Ashwani Kumar, Chairman, Indian Banks’ Association : Strengthening the existing business correspondent model through the creation of a Central Registry and advanced training and certification is the need of the hour. The IBA has already initiated the process of formalising the same. The rationalisation of branch authorisation policy and redefining branches and permissible methods of outreach will give a further fillip to the financial inclusion goals.

Rana Kapoor, MD & CEO, YES Bank : By pulling the trigger on rate cut, along with a shift in liquidity stance towards a neutral setting, the RBI set an optimistic tone for the new fiscal year. However, given its own acknowledgement of enabling conditions on three macro fronts being more conducive — lower-than-anticipated inflation trajectory, government’s positive administrative steps and, more importantly, display of an exemplary fiscal rectitude in Union Budget FY17 — the RBI could have set off a higher rate reduction in a bid to support growth revival.

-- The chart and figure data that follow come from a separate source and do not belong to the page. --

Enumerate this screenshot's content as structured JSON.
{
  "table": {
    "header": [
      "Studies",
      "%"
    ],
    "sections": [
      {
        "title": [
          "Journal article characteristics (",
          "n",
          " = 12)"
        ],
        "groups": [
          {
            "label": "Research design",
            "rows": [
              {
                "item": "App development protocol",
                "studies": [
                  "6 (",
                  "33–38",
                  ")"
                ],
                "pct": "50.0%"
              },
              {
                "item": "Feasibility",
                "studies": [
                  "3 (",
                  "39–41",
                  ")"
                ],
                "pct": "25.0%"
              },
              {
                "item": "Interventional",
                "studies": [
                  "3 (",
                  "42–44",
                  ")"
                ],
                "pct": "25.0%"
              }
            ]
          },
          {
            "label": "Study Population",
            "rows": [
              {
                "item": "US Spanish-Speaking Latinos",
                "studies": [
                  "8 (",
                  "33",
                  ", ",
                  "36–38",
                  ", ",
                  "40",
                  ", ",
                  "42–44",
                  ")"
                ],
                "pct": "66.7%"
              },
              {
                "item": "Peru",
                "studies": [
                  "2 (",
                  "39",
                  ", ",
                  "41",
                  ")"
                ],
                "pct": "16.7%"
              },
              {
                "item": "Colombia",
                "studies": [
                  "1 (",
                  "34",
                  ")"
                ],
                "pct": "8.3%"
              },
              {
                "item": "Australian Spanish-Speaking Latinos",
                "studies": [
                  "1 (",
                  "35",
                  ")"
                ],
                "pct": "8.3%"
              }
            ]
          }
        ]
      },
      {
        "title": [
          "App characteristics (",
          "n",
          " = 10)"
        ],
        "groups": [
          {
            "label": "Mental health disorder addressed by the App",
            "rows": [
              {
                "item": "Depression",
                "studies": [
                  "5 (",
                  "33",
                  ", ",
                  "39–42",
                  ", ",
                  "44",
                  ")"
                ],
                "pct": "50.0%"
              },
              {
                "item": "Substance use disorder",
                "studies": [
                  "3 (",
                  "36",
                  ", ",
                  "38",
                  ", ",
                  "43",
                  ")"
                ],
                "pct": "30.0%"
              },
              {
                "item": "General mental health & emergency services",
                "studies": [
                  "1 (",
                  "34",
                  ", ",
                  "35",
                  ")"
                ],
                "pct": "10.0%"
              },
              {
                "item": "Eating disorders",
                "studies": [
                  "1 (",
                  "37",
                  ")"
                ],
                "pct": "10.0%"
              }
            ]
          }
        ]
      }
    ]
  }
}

Nevertheless, the RBI’s response matrix to an elevated banking system liquidity deficit has been the only heartening measure in today’s policy announcement. Its readiness to respond to the liquidity needs of the banking sector is testimony to the dynamic and ever-evolving policy formulation at the central bank.

Jayarama Bhat, MD & CEO, Karnataka Bank : With the key conditions such as decline in inflation and the government sticking to its fiscal consolidation targets being supportive, the continuance of the accommodative stance by Reserve Bank was very much expected. The narrowing of the LAF width and relaxation in maintenance of daily CRR to 90 per cent, along with OMO and targeting supply of durable liquidity into the system, will help banks manage liquidity better.